The --config option customizes the files to analyse, based on some well-known directory structures:

# For the Symfony 2.1 branch
php php-cs-fixer.phar fix /path/to/sf21 --config=sf21

Choose from the list of available configurations:

  • default A default configuration

  • magento The configuration for a Magento application

  • sf20 The configuration for the Symfony 2.0 branch

  • sf21 The configuration for the Symfony 2.1 branch

The --dry-run option displays the files that need to be fixed but without actually modifying them:

php php-cs-fixer.phar fix /path/to/code --dry-run

Instead of using command line options to customize the fixer, you can save the configuration in a .php_cs file in the root directory of your project. The file must return an instance of Symfony\CS\ConfigInterface, which lets you configure the fixers and the files and directories that need to be analyzed:


$finder = Symfony\CS\Finder\DefaultFinder::create()

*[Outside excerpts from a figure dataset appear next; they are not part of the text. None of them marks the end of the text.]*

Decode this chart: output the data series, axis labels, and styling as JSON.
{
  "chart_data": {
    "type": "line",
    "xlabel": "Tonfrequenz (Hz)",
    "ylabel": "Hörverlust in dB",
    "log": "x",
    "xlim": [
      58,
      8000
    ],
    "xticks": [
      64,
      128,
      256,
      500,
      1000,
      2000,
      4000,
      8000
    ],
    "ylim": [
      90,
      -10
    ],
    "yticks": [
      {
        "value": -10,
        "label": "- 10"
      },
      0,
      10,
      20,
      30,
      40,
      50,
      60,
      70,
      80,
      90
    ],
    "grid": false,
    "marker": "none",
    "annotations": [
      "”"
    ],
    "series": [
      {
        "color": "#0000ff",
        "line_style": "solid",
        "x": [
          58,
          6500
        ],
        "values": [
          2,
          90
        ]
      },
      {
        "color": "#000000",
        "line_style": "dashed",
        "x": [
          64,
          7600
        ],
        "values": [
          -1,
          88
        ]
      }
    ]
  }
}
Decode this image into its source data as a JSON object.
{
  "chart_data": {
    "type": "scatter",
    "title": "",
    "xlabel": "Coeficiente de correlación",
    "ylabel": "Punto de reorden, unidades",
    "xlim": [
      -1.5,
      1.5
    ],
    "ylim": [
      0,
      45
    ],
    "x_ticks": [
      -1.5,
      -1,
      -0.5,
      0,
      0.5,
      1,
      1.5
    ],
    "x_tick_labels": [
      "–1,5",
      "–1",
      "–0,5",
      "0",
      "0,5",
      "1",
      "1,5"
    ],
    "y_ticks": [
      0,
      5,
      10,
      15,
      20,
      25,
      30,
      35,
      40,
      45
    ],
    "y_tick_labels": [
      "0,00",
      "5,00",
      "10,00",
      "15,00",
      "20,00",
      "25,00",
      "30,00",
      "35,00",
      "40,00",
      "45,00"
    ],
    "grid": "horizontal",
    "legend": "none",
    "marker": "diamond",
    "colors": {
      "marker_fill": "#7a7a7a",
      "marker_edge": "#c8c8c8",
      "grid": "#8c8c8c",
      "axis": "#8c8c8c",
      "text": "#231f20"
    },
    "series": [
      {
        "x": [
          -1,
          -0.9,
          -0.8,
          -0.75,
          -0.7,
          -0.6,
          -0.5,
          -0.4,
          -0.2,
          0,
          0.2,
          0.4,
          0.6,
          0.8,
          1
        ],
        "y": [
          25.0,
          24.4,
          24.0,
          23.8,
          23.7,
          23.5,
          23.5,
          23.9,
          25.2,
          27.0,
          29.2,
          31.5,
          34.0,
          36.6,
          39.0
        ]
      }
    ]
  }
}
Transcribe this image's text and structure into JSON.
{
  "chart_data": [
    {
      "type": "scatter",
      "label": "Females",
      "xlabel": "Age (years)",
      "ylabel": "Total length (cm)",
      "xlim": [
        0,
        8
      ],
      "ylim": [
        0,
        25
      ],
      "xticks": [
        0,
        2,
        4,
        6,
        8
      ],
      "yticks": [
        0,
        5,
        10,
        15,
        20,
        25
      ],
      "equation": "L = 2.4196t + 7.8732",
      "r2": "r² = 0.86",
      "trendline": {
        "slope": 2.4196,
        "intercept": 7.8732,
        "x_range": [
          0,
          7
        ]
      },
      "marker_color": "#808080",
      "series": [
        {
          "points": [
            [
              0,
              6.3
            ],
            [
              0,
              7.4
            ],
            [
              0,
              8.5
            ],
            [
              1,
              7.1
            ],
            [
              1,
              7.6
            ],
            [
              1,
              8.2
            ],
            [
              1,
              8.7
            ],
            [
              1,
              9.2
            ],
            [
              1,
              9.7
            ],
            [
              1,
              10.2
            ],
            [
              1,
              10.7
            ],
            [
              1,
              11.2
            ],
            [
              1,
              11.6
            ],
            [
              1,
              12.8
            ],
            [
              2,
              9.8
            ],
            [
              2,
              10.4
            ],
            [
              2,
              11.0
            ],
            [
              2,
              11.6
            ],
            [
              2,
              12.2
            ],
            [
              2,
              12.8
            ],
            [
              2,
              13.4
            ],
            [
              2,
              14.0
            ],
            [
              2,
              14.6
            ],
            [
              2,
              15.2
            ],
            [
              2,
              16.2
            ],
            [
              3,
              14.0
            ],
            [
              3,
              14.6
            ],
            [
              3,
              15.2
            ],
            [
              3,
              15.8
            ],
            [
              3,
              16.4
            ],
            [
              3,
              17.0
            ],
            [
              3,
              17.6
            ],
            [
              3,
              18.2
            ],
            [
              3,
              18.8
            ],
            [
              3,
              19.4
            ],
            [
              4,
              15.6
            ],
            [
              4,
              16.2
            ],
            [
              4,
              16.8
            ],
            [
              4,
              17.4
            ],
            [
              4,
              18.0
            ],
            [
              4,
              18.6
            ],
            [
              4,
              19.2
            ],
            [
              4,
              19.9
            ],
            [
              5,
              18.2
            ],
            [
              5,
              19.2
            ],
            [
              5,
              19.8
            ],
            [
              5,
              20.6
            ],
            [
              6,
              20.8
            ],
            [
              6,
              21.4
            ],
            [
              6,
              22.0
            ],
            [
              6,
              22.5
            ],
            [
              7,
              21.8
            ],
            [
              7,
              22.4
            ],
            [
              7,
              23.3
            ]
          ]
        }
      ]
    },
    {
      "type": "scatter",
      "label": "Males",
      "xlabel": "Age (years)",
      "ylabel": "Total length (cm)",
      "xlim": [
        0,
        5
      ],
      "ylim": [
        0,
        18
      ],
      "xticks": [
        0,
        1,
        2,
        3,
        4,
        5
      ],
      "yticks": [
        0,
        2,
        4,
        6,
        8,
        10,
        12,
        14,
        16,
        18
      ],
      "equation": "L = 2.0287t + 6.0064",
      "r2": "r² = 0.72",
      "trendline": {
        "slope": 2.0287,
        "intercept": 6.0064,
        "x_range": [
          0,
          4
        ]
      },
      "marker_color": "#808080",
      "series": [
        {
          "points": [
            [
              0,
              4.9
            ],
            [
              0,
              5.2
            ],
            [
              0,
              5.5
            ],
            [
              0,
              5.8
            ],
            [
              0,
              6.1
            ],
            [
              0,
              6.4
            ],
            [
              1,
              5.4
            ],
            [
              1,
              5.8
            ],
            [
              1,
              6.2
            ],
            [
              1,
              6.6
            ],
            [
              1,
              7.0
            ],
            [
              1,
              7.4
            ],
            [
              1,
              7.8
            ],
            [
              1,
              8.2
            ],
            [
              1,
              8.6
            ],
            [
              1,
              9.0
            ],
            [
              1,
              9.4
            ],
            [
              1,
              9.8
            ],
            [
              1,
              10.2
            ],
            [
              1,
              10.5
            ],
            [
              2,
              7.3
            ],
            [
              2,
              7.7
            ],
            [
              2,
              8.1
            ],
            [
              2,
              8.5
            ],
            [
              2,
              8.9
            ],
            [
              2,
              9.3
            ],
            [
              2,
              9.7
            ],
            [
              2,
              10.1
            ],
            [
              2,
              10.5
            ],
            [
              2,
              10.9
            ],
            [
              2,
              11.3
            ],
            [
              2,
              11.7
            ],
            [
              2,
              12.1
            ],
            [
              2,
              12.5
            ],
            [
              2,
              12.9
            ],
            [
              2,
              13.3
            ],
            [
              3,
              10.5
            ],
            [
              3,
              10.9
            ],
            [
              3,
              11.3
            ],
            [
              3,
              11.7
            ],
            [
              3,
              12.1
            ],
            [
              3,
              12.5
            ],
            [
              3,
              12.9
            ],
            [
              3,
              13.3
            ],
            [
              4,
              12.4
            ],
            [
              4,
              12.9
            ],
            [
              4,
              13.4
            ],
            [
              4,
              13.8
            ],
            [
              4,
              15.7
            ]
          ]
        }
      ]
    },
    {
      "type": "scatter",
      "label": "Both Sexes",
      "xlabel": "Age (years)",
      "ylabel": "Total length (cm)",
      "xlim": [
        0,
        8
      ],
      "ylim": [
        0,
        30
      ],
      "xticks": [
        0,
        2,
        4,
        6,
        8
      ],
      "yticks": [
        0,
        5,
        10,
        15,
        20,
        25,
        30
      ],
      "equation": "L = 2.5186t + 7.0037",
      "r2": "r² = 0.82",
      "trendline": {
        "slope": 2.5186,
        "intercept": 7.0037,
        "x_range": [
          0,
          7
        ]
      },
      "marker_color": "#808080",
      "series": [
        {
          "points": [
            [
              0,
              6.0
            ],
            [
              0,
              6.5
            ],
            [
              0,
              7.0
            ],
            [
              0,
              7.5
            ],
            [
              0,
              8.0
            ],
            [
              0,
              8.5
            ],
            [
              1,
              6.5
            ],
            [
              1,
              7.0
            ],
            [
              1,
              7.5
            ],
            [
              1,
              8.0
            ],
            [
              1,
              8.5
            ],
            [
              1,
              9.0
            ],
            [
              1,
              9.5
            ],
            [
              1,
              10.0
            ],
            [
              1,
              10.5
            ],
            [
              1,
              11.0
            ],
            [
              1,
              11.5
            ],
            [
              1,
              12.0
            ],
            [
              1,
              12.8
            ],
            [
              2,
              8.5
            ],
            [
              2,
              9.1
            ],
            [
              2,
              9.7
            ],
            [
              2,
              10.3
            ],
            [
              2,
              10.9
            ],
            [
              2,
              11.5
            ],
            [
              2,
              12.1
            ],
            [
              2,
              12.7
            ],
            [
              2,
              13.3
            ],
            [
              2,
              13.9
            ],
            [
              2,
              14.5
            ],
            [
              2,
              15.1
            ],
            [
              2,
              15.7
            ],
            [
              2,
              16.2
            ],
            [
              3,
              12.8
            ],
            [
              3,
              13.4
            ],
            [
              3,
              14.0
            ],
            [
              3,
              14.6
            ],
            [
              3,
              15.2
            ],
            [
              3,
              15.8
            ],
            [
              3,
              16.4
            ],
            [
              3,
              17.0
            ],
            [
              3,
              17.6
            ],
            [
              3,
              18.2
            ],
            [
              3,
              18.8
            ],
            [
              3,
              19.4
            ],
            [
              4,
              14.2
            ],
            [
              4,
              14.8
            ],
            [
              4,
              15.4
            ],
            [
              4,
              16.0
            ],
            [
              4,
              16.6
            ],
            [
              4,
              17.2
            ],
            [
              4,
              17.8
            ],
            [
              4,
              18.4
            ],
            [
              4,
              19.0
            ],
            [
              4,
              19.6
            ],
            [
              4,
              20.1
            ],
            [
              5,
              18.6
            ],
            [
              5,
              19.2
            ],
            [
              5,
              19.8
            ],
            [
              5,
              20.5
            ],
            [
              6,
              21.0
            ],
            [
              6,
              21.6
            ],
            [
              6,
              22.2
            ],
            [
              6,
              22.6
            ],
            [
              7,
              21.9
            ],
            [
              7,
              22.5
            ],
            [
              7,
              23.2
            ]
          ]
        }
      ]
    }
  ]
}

return Symfony\CS\Config\Config::create()
    ->fixers(array('indentation', 'elseif'))


Dedicated plugins exist for:


The tool comes with quite a few built-in fixers and finders, but everyone is more than welcome to contribute more of them.


A fixer is a class that tries to fix one CS issue (a Fixer class must implement FixerInterface).


A config knows about the CS level and the files and directories that must be scanned by the tool when run in the directory of your project. It is useful for projects that follow a well-known directory structures (like for Symfony projects for instance).